Reyna continues to dominate ranked for one simple reason. She wins duels. She doesn’t help her team much, and she never has, but if you trust your aim, no agent turns individual confidence into round wins more consistently.
Phoenix is back in the spotlight because he does a bit of everything without feeling weak. Flashes, healing, area control, and an ultimate that encourages aggressive plays make him reliable in almost any situation, especially in solo queue.
Sage remains irreplaceable. Healing, slow orbs, walls, and a resurrection that can flip a losing round into a win. Not all agents could change how a match is going on as much as Sage does, even though she isn’t flashy.
A-Tier Agents: Strong, but Not Automatic



A-Tier agents are powerful, but they need the right conditions.
Raze is still great at destroying the enemy’s utility and forcing the defenders’ side out of position, but she is slightly not as useful as that on maps that don’t fit her explosive playstyle. Neon does well on aggressive team play, but without support, her speed turns into too much movement.
Among initiators, Sova is still one of the most reliable information-seeking agents in the game. Fade can put strong pressure on the site, especially with her ultimate, while Gekko is appealing to both newbie and old players with his flexibility and accessibility.
For sentinels, Killjoy is still the number one choice at locking down sites with her utilities, though you have to prepare the utilities properly. Chamber, as always, lives and dies by aim. In the right hands, he still takes over games.
B-Tier and Below: Playable, But Conditional
You can still carry the game with some B-Tier agents, but they heavily depend on team composition or some specific maps. Iso and Waylay show up in well-composed teams but feel hard in solo queue. Skye and Breach can perform well in tight and small maps but feel mediocre elsewhere.
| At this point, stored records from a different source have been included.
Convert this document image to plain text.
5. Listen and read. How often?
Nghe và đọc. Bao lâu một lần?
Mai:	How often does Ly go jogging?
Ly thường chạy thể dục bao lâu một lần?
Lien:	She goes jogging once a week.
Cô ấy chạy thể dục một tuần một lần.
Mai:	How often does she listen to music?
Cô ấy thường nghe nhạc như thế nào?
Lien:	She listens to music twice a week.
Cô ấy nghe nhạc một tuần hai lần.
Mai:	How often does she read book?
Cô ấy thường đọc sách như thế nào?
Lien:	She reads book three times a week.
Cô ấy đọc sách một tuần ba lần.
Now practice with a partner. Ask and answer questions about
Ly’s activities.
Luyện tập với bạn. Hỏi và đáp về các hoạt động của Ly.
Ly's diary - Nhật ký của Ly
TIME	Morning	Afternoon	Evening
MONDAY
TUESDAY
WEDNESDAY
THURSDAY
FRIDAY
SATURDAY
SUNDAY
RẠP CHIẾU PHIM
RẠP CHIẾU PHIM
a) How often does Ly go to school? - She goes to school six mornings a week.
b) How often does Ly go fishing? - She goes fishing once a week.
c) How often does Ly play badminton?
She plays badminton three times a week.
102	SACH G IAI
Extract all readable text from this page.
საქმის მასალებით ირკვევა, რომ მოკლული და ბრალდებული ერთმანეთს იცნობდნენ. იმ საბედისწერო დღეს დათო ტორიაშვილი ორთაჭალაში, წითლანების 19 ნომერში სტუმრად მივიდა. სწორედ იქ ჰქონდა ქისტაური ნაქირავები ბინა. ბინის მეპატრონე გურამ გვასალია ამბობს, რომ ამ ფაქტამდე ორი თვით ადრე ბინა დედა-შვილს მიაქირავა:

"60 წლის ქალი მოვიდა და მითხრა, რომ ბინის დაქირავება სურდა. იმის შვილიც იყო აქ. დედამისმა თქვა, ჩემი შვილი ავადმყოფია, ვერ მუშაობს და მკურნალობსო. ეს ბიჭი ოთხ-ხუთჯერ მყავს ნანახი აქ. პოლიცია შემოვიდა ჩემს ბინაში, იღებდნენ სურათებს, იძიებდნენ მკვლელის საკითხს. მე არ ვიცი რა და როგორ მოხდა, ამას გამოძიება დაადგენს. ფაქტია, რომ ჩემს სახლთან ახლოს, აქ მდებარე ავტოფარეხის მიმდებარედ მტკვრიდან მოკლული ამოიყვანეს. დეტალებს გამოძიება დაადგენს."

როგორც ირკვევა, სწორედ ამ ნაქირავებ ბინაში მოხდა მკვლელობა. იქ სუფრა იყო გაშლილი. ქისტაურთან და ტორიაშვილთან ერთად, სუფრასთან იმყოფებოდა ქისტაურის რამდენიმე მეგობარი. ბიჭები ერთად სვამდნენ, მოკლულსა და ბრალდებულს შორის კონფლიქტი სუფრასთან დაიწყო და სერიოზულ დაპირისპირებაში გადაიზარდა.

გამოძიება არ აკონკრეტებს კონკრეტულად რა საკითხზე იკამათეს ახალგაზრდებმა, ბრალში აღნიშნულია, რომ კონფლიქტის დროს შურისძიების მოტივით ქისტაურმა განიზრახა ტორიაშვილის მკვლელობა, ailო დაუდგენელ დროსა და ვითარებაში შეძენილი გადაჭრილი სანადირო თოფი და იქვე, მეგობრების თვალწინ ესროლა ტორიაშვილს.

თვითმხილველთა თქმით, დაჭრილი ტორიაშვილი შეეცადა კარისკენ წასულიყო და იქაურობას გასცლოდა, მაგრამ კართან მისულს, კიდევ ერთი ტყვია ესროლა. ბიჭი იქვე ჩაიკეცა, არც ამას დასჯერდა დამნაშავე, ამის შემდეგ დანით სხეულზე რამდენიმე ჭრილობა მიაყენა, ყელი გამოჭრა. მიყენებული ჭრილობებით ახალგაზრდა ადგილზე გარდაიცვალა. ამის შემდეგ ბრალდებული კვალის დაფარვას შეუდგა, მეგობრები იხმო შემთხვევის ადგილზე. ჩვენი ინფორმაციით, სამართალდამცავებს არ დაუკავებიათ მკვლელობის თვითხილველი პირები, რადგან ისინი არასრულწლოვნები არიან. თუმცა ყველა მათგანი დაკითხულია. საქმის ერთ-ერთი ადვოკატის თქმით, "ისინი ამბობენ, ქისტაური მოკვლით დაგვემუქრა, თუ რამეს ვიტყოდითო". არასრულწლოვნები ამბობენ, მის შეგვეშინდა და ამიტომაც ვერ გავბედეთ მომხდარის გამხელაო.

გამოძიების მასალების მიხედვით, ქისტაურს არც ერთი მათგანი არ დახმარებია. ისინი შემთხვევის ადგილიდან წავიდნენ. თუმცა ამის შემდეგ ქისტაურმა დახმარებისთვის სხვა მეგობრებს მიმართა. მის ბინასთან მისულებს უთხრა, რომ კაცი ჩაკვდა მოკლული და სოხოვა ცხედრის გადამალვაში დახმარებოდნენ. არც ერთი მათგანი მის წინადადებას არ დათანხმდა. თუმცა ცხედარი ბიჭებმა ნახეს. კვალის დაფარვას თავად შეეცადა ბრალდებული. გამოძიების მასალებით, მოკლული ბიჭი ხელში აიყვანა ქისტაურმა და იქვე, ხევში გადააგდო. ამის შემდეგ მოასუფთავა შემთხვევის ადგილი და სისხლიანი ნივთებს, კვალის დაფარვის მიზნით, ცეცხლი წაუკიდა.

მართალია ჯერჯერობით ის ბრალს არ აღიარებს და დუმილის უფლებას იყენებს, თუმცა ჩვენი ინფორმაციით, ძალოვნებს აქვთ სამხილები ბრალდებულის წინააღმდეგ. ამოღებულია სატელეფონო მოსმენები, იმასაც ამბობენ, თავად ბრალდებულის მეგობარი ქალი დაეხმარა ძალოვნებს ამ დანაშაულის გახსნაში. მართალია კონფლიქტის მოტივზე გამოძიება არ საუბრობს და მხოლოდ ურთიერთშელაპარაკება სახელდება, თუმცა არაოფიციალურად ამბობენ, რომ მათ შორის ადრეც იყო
C-Tier agents suffer from either complexity or inconsistency. Yoru demands too much effort for too little payoff. Viper and Astra are powerful on paper, but they require communication that most ranked teams don’t have. Omen, at higher elo, is simply too readable.
At the bottom sits Harbor, whose kit still feels like a weaker version of what other controllers already do better. Until he gets meaningful buffs, he remains the hardest agent to justify picking.
Final Thoughts

Tier lists help you narrow your choices, not make them for you. VALORANT is still a game about confidence, timing, and understanding your role in the round.
Pick an agent that fits your playstyle, learn their limits, and stop chasing every patch note. The meta will change again. Your fundamentals should not.